実はここで示されたコミットメントほど明確に自らの将来の金融政策変更の条件を明らかにしている中央銀行は無い。もちろん、かなりの国においてインフレーション・ターゲティングの枠組みが採用されている。その場合、基本的には将来のインフレ率の見通しが現在の政策の重要な決定材料となる。しかし、ある特定の期間のインフレ見通しがX%を超えればYという政策手段を発動する(あるいは超えなければ発動しない)というような明確な公約をしている中央銀行は他に存在しない。この理由としては、一部の中央銀行は、狭い意味でのインフレ率の安定化のみを追求しているわけではないことを指摘できよう。また、ある期間後のインフレ率に関心があったとしても、そこへのインフレ率の道筋、その後の動向にも関心を持たざるを得ないだろう。言い換えれば、長い期間にわたっての物価安定に責務を負う中央銀行にとっては、5年後のデフレを避けるために、2、3年後の若干のインフレを甘受するというような判断も有り得るからである。9
9 2003年9月16日のFOMC議事要旨は、FEDが現在弱い形での時間軸政策を採用していると見られるにもかかわらず、こうした将来の金融政策についてのコミットメントを行うことに対する反対論がかなり強かったことを示している。 こうした類を見ない強いコミットメントは、時間軸効果により現在の景気回復をサポートし、デフレ克服への道筋をつけようという日本銀行の強い意志を現している。10 量的緩和への強いコミットメントは、将来における金融政策の次のステージへの移行を遅らせてしまう可能性を内包するものではある。しかし、デフレが弱まりつつあるとはいえ長期化している状況下では、こうした可能性に伴うコストは、強い時間軸効果で得られるベネフィットを下回っているという判断が背景にある。また、さらに引き続き、まだ十分には回復していない金融仲介機能を側面から支える手段が無いかどうか模索していきたい。
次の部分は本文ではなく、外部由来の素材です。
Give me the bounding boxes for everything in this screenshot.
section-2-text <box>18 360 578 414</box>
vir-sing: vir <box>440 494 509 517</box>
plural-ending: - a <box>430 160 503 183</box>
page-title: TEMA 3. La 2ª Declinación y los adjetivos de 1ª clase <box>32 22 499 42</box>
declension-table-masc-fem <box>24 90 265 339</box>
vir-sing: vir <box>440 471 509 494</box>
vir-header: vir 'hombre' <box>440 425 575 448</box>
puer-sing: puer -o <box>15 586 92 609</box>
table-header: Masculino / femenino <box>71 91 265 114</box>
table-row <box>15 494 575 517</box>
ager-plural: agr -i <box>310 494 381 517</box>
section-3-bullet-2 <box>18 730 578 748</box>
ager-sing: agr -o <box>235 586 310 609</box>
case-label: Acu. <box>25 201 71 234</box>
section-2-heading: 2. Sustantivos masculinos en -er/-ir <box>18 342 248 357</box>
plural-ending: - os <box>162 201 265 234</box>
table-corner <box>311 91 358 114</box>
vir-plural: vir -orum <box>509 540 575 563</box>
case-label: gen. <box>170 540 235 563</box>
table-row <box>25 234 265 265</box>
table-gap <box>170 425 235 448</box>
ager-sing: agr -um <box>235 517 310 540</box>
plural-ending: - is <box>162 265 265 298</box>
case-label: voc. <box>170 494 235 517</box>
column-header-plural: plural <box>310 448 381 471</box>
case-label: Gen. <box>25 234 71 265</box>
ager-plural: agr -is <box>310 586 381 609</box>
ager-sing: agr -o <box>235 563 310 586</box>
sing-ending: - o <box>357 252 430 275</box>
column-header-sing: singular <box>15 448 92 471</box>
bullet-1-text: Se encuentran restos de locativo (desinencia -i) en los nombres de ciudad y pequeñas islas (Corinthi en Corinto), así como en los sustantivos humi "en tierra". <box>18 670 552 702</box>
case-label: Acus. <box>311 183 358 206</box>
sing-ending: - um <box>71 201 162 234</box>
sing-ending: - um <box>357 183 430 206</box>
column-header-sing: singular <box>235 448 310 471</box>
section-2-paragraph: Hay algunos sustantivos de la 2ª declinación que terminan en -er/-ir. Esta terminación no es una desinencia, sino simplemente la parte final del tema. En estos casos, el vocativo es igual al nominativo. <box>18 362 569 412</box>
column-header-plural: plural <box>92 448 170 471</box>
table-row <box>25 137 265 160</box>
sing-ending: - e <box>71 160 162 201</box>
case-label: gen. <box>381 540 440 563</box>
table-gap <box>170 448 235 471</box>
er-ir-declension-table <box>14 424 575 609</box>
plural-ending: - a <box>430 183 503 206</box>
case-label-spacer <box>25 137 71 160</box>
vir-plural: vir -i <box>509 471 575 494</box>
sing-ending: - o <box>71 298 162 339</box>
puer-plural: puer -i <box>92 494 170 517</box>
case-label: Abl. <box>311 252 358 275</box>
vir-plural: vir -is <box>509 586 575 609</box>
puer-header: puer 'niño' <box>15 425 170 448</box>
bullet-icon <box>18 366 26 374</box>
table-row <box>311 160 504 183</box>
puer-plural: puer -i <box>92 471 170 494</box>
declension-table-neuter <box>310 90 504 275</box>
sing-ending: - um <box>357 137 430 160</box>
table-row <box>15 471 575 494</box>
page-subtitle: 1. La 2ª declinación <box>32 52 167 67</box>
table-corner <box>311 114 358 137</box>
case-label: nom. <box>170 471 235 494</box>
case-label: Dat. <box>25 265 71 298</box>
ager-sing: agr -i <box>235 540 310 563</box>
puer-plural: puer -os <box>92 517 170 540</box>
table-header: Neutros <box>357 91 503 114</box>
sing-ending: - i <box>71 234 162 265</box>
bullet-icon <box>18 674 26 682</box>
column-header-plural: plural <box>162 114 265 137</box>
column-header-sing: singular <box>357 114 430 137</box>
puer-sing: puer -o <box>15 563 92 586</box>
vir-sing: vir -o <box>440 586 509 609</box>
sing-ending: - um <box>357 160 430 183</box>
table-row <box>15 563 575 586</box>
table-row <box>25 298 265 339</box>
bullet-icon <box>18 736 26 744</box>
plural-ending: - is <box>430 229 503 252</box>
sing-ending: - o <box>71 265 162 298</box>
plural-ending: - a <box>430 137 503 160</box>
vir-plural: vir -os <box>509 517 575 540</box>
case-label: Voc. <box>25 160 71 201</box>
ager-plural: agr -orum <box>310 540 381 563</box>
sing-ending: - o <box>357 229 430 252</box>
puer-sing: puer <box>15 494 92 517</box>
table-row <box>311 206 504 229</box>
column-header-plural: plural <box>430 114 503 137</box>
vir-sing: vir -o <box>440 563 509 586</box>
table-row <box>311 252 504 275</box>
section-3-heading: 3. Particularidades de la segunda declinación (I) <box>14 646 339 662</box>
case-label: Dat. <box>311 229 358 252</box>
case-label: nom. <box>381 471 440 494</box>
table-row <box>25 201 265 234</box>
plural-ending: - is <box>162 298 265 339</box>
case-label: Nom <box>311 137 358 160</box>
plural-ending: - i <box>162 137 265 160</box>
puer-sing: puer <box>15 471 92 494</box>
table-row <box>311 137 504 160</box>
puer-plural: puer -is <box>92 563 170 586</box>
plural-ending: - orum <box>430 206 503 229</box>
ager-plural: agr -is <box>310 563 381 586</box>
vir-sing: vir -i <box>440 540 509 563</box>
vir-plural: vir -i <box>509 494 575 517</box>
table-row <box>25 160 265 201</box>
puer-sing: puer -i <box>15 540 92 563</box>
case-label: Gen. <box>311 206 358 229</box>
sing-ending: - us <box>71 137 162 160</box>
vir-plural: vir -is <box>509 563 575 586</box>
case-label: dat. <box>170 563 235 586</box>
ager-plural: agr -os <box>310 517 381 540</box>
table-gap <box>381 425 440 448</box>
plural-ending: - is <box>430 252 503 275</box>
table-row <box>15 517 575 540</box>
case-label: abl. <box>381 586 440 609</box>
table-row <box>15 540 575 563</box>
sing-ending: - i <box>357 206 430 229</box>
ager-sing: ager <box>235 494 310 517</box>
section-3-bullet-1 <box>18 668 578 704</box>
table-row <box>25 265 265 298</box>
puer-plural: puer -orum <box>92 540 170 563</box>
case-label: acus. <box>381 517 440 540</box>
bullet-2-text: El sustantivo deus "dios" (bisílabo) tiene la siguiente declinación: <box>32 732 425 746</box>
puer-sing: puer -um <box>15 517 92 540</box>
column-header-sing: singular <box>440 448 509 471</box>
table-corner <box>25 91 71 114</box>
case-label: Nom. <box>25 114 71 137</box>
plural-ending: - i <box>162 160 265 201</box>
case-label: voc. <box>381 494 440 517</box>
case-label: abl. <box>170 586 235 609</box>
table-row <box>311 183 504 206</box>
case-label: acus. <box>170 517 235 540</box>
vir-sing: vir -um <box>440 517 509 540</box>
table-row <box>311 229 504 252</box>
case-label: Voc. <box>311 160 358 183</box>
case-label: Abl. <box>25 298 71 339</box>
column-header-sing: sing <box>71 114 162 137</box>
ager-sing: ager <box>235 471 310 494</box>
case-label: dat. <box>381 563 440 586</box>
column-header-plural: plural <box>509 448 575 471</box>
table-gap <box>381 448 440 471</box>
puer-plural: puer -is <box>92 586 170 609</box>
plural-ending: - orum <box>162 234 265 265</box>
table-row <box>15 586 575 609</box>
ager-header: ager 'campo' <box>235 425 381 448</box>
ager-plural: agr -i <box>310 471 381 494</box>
10 より強いコミットメントとしては、(インフレーション・ターゲティングに対して)いわゆる物価水準ターゲティングが考えられる。この下では、ある特定の目標物価経路を想定し、そこへ現実の物価経路が到達することを政策の目標とする。従って、現実の経路が目標を下回るほど、将来はより高いインフレ率が必要となる。こうした政策を主張している例としてEggertsson & Woodford (2003) がある。しかし、こうした政策には、現実にデフレが長引いた結果、例えば5-10%のような高率のインフレが必要になった場合に、実際にインフレ率が高まりはじめた時に、政策当局はそうした高率のインフレを容認しない可能性(時間的非整合性の問題と呼ばれる)、従って枠組み全体が信頼されないリスクが存在する。
参考文献
植田和男(2003)「日本の「デフレーション」と政策対応」奈良県金融経済懇談会における説明要旨、日本銀行ホームページ。
中村純一(2003)「設備投資はこれまでのように景気を牽引するか」『エコノミスト』、11月18日号。
モーガン、ピーター(2003)「デフレと成長率」HSBC証券、東京支店調査部。
Eggertsson, G. & M. Woodford (2003) "The Zero Bound on Interest rates and Optimal Monetary Policy," Brookings Papers on Economic Activity, Vol.1.
Federal Reserve Board (2003) Minutes of the Federal Open Market Committee, September 16.